Embeddings are vectors you compare with cosine similarity. They are the basis of retrieval.

emb = client.embeddings.create(
    model="text-embedding-3-small",
    input=["LangChain is a framework", "Pinecone is a vector DB"],
)
vectors = [d.embedding for d in emb.data]
print(len(vectors[0]))  # 1536

Batch up to a few hundred inputs per call to amortize latency. For storage and search, see RAG Vector Databases Overview.

Tool calling

You describe functions as JSON schema. The model returns a structured call you execute.

tools = [{
    "type": "function",
    "function": {
        "name": "lookup_order",
        "description": "Find an order by ID.",
        "parameters": {
            "type": "object",
            "properties": {"order_id": {"type": "string"}},
            "required": ["order_id"],
        },
    },
}]

resp = client.chat.completions.create(
    model="gpt-4o-mini",
    messages=[{"role": "user", "content": "Where is order 88321?"}],
    tools=tools,
)
call = resp.choices[0].message.tool_calls[0]
print(call.function.name, call.function.arguments)

Feed the result back as a tool message with the same tool_call_id and call the model again. That second call produces the user-facing answer.

Retries, timeouts, and errors

Networks fail. Rate limits exist. The SDK gives you both built-in.
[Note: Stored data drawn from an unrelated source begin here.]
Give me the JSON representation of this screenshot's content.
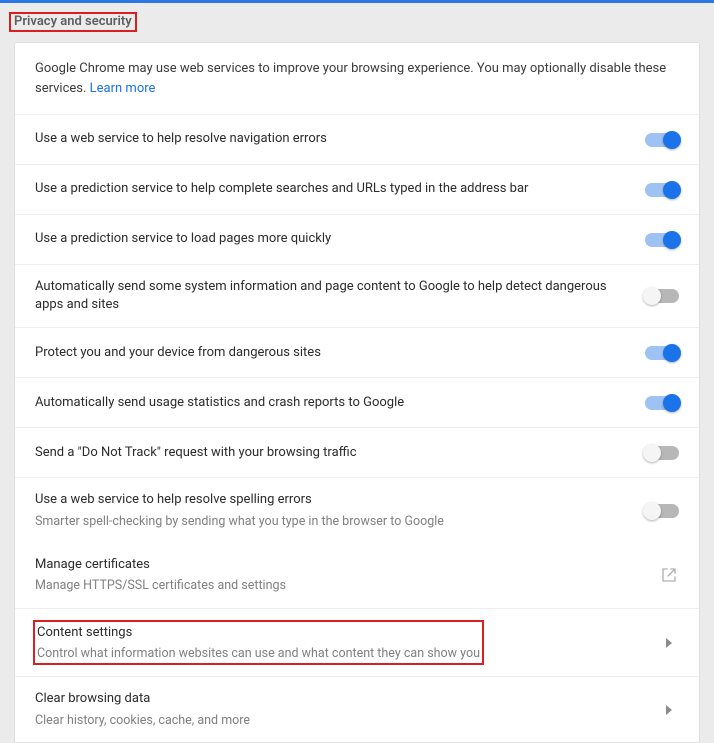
{
  "section_title": "Privacy and security",
  "intro": {
    "text": "Google Chrome may use web services to improve your browsing experience. You may optionally disable these services. ",
    "link": "Learn more"
  },
  "items": [
    {
      "title": "Use a web service to help resolve navigation errors",
      "toggle": true
    },
    {
      "title": "Use a prediction service to help complete searches and URLs typed in the address bar",
      "toggle": true
    },
    {
      "title": "Use a prediction service to load pages more quickly",
      "toggle": true
    },
    {
      "title": "Automatically send some system information and page content to Google to help detect dangerous apps and sites",
      "toggle": false
    },
    {
      "title": "Protect you and your device from dangerous sites",
      "toggle": true
    },
    {
      "title": "Automatically send usage statistics and crash reports to Google",
      "toggle": true
    },
    {
      "title": "Send a \"Do Not Track\" request with your browsing traffic",
      "toggle": false
    },
    {
      "title": "Use a web service to help resolve spelling errors",
      "sub": "Smarter spell-checking by sending what you type in the browser to Google",
      "toggle": false
    }
  ],
  "nav": [
    {
      "title": "Manage certificates",
      "sub": "Manage HTTPS/SSL certificates and settings",
      "icon": "external"
    },
    {
      "title": "Content settings",
      "sub": "Control what information websites can use and what content they can show you",
      "icon": "chevron",
      "highlight": true
    },
    {
      "title": "Clear browsing data",
      "sub": "Clear history, cookies, cache, and more",
      "icon": "chevron"
    }
  ]
}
from openai import OpenAI, RateLimitError, APITimeoutError

client = OpenAI(timeout=20.0, max_retries=3)

try:
    client.chat.completions.create(
        model="gpt-4o-mini",
        messages=[{"role": "user", "content": "hi"}],
    )
except RateLimitError:
    print("Backoff and retry later.")
except APITimeoutError:
    print("Slow upstream.")

For batch workloads, use the Batch API instead of looping requests. It is cheaper and avoids tripping rate limits.

Async client

For high-concurrency servers, use AsyncOpenAI with asyncio. This pairs well with FastAPI; see What is FastAPI.

from openai import AsyncOpenAI
import asyncio

aclient = AsyncOpenAI()

async def ask(q: str) -> str:
    r = await aclient.chat.completions.create(
        model="gpt-4o-mini",
        messages=[{"role": "user", "content": q}],
    )
    return r.choices[0].message.content

print(asyncio.run(ask("What is gRPC?")))

Streaming through FastAPI

from fastapi import FastAPI
from fastapi.responses import StreamingResponse

app = FastAPI()

@app.post("/chat")
async def chat(q: str):
    async def gen():
        stream = await aclient.chat.completions.create(
            model="gpt-4o-mini",
            messages=[{"role": "user", "content": q}],
            stream=True,
        )
        async for chunk in stream:
            yield chunk.choices[0].delta.content or ""
    return StreamingResponse(gen(), media_type="text/plain")

That is a production-shaped endpoint in under twenty lines.

Wrap up

The OpenAI SDK rewards a small mental model: client, messages, tools, stream. Combine that with Pydantic for structured output and the async client for scale, and you have everything you need to ship.